While US banks debate building versus buying AI, China’s state-owned giants are all-in on building.
A new report from Morgan Stanley finds that China's largest banks have moved past experimentation and are deploying artificial intelligence on a massive scale, integrating the technology into their core infrastructure. Four major state-owned banks each saw IT investment exceed RMB25 billion ($3.4 billion) last year as they race to enhance efficiency, strengthen risk monitoring, and protect profitability from a low interest rate environment.
"AI has entered a phase of scaled implementation and become part of core banking infrastructure," the Morgan Stanley report wrote. The broker believes the technology enables Chinese banks to expand services to more corporate and retail customers without increasing headcount, while offsetting pressure from declining net interest margins.
The spending, which accounts for 3 to 4 percent of each bank's total revenue, is being used to build enterprise-level AI platforms, internal knowledge bases, and digital workflow tools. While Morgan Stanley did not name all four, it identified Industrial and Commercial Bank of China (ICBC), China Construction Bank (CCB), and China Merchants Bank (CMB) as industry bellwethers combining strong technological capabilities with solid execution.
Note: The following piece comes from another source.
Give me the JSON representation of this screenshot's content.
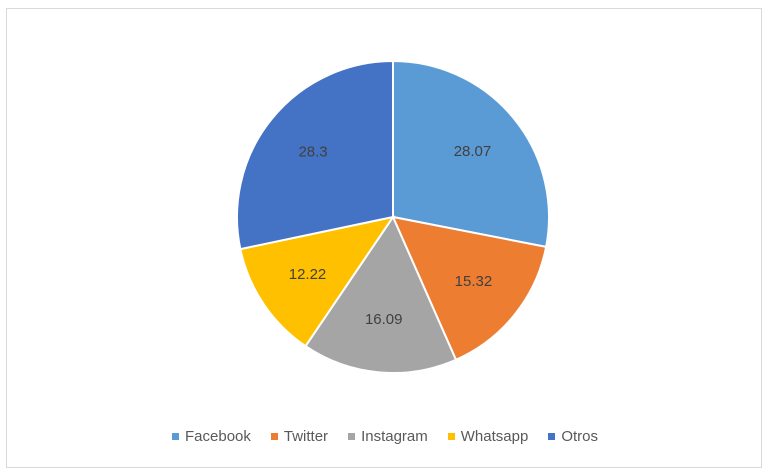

The move to bring AI development in-house is a strategic response to preserve stable returns on equity (ROE) and more precisely match financing with needs in the real economy. McKinsey & Co. has estimated that banks that are pioneers in AI could open a four-percentage-point gap in return on tangible equity over slower-moving peers, a prize Chinese banks are now aggressively pursuing.
A Different Answer to the Build-vs-Buy Question
The unified direction among China's top lenders provides a stark contrast to the divided strategy seen in the United States. There, JPMorgan Chase is spending $18 billion annually on technology to build most of its AI tools in-house, while Capital One has pursued major acquisitions, buying AI-native Brex for $5.15 billion and Discover Financial for $35.3 billion to acquire technology and talent.
According to a 2026 report from venture capital firm Team8, 81% of North American banks have revised their build-vs-buy thinking because of AI. The dividing line is data gravity. Banks are choosing to build applications that touch their proprietary data—analytics, workflow orchestration, and personalization—while buying services like fraud detection where a vendor's scale across the entire system provides a structural advantage.
China's state-owned banks, which sit on some of the world's largest proprietary datasets, appear to have taken this logic to its conclusion. By building their own platforms, they prevent handing over their most valuable asset—client data—to third-party vendors, which AI makes exponentially more valuable.
From Tech Spend to Core Infrastructure
The scale of the investment signals that, like JPMorgan in the US, Chinese banks have reclassified AI from a discretionary innovation item to core infrastructure, on par with payment systems and cybersecurity. The goal is to create a lasting competitive moat by embedding AI into every facet of the bank, from front-office client interaction to middle-office risk and back-office processing.
This allows them to automate manual workloads and, more importantly, create a more intelligent and responsive risk management framework. For an economy grappling with a property downturn and shifting trade patterns, the ability for banks to more accurately price risk and allocate capital is a significant national advantage. Morgan Stanley notes this ultimately improves the overall competitiveness of Chinese enterprises.
While the spending figures are large, the report suggests the key differentiator will be execution. The banks that succeed will be those that can translate the massive investment into broad internal applications and a fundamental transformation of workflows. For now, Morgan Stanley is betting that ICBC, CCB, and CM Bank are the names to watch.
This article is for informational purposes only and does not constitute investment advice.